Further, the invention provides an application of the purified antigen of the east schistosoma japonicum katsurada egg in preparing a detection product for detecting a schistosome antibody.

Further, the invention provides a colloidal gold immunoassay reagent strip for detecting the antibody of the east schistosoma japonica, which is characterized by comprising a colloidal gold immunochromatographic card for detecting the antibody of the east schistosoma japonica, wherein a nitrocellulose membrane of the colloidal gold immunochromatographic card for detecting the antibody of the east schistosoma japonica is coated with the purified antigen of the egg of the east schistosoma japonica as a detection substance.

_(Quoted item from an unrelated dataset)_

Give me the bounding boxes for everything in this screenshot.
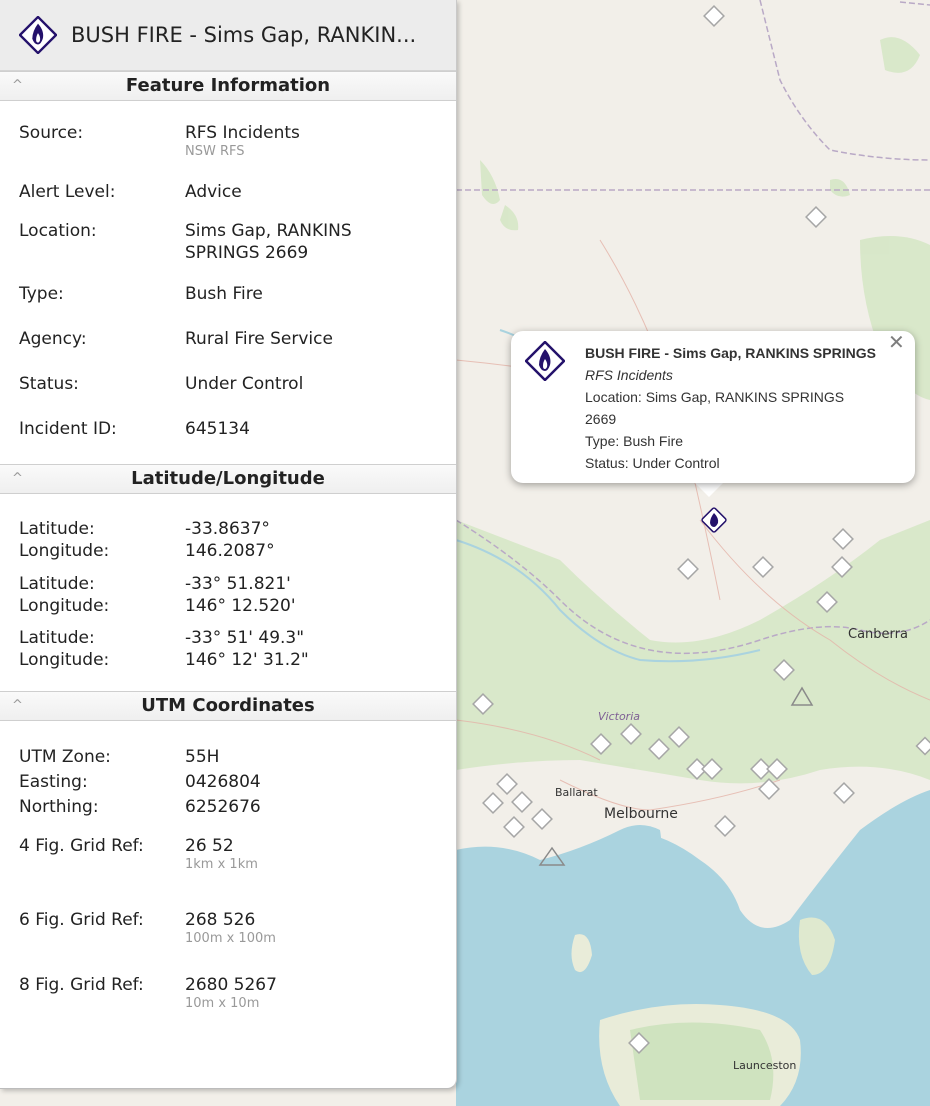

Furthermore, the colloidal gold immunity reagent strip for detecting the antibody of the east flathead is provided with a sample absorbing pad, a gold label pad, an NC membrane, an absorbing pad, a PVC bottom plate, a detection line (T line) and a control line (C line). The sample suction pad, the gold label pad, the NC membrane and the absorption pad are sequentially adhered to the upper surface of the PVC base plate, one end of the sample suction pad is arranged on one end of the gold label pad, the other end of the gold label pad is arranged on one end of the NC membrane, one end of the absorption pad is arranged on the other end of the NC membrane, and the detection line and the quality control line are sequentially arranged on the NC membrane; soluble antigens of the east schistosoma ova are coated at the detection line, and streptococcus recombinant protein (rSPG) is coated at the quality control line.

Advantageous effects

By researching the feasibility of the east bibulous worm eggs as diagnostic antigens and obtaining the distribution rule of the east bibulous worm eggs through research, the invention adopts a chemical erosion method to obtain the worm eggs which are difficult to obtain by strictly controlling the concentration, the temperature and the action time of an erosion liquid and balancing the PH of the worm eggs to a neutral state through a buffer solution, and the purity of the worm eggs is high; the egg prepared by the method is further used for obtaining soluble antigens of the east schistosoma japonicum; removing useless components in the antigen by a denaturation method to finally obtain the antigen for detecting the ovine east schistosoma antibody; the antigen can realize the detection of the east schistosoma antibody in sheep bodies by test paper and other schemes.

Drawings

fig. 1 is a schematic structural diagram of a colloidal gold labeled test strip, wherein 1 is a sample to be tested, 2 is a sample absorption pad, 3 is a gold labeled pad, 4 is an NC film, 5 is an absorption pad, 6 is a PVC bottom plate, 7 is a detection line (T line), and 8 is a control line (C line).

Detailed Description

The following examples are given to facilitate a better understanding of the invention, but do not limit the invention. The experimental procedures in the following examples are conventional unless otherwise specified. The test materials used in the following examples were purchased from a conventional biochemical reagent store unless otherwise specified.